Trial and Error
I note that some in society might acknowledge this way less than others. Complete perfection is impossible, unnatural, yet many continue to strive for it. Whole industries support the desire for perfection.
In whose eyes?
Could it not be a natural and normal state for us to be imperfect?
A person without flaws is hard to find.
Imperfection comprises many a conversation topic over dinner, in thinly veiled complaints with a neighbour or in chatting with a sympathetic friend, in the stories, books and academic circles. Just look at the sales of self-help books!
To strive to do better, to be better is an overarching wish. In raw, biological terms that drive is tied to survival. Trial and error, therefore, is a gift, a key to opening the door of knowledge, realisation and connection, the instrument to do better.
For in each clumsy attempt to do better, we do indeed learn something; we grow, we evolve. Even if we stumble, again and again, we learn what doesn’t work, often despite our actions failing miserably time after time.
A tenacious person falls seven times, and gets up eight.

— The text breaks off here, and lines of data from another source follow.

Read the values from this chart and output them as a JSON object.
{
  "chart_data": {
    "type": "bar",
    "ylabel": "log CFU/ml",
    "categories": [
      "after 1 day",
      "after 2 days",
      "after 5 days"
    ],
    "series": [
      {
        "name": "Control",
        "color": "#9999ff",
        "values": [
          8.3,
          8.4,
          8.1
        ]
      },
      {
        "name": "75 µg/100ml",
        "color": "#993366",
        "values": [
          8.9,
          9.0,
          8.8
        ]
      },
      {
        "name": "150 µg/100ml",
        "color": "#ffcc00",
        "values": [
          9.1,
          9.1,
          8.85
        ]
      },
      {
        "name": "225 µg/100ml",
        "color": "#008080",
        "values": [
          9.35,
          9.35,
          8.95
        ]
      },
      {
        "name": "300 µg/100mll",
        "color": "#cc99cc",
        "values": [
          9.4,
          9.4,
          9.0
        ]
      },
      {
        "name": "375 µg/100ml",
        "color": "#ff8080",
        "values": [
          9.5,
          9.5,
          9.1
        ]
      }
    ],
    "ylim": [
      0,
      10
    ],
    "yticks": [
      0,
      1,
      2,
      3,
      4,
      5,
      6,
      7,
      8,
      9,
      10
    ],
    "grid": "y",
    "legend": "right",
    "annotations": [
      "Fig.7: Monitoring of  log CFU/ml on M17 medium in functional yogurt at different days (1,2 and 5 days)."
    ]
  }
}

For them, the inner drive to succeed is robust and unyielding, whilst others give in to apathy after the first failed attempt – their silver lining somewhat blackened.
Mistakes can be motivating or can be soul-destroying and an excuse for chronic apathy. Some mistakes are hard to take provoking strong emotion. The emotions can be pervasive, triggering feelings of inadequacy, embarrassment, anger and disappointment. We judge ourselves to have failed in some way, to have made a grave mistake.
We expected to do better.
Yet with each perceived failure, we do grow: armed with knowledge and better equipped next time a situation or problem arises. Intransigent folks might take longer to heed the subtleties of trial and error and so their journey becomes rocky, torturous and gruelling. They fling away or dismiss the gift of trial and error as if it’s irrelevant junk mail or a card belatedly received long after the day of celebration.
We all begin life wanting to succeed, to achieve, to develop, to reach a level of contentment, yet often our environmental influences antagonize our conscience with self-admonishment or self-criticism.
Why are we so hard on ourselves when mistakes can be a gift, a learning process? Trial and error is part of that journey. Understanding that might just be a liberating step forward in the narrative of life.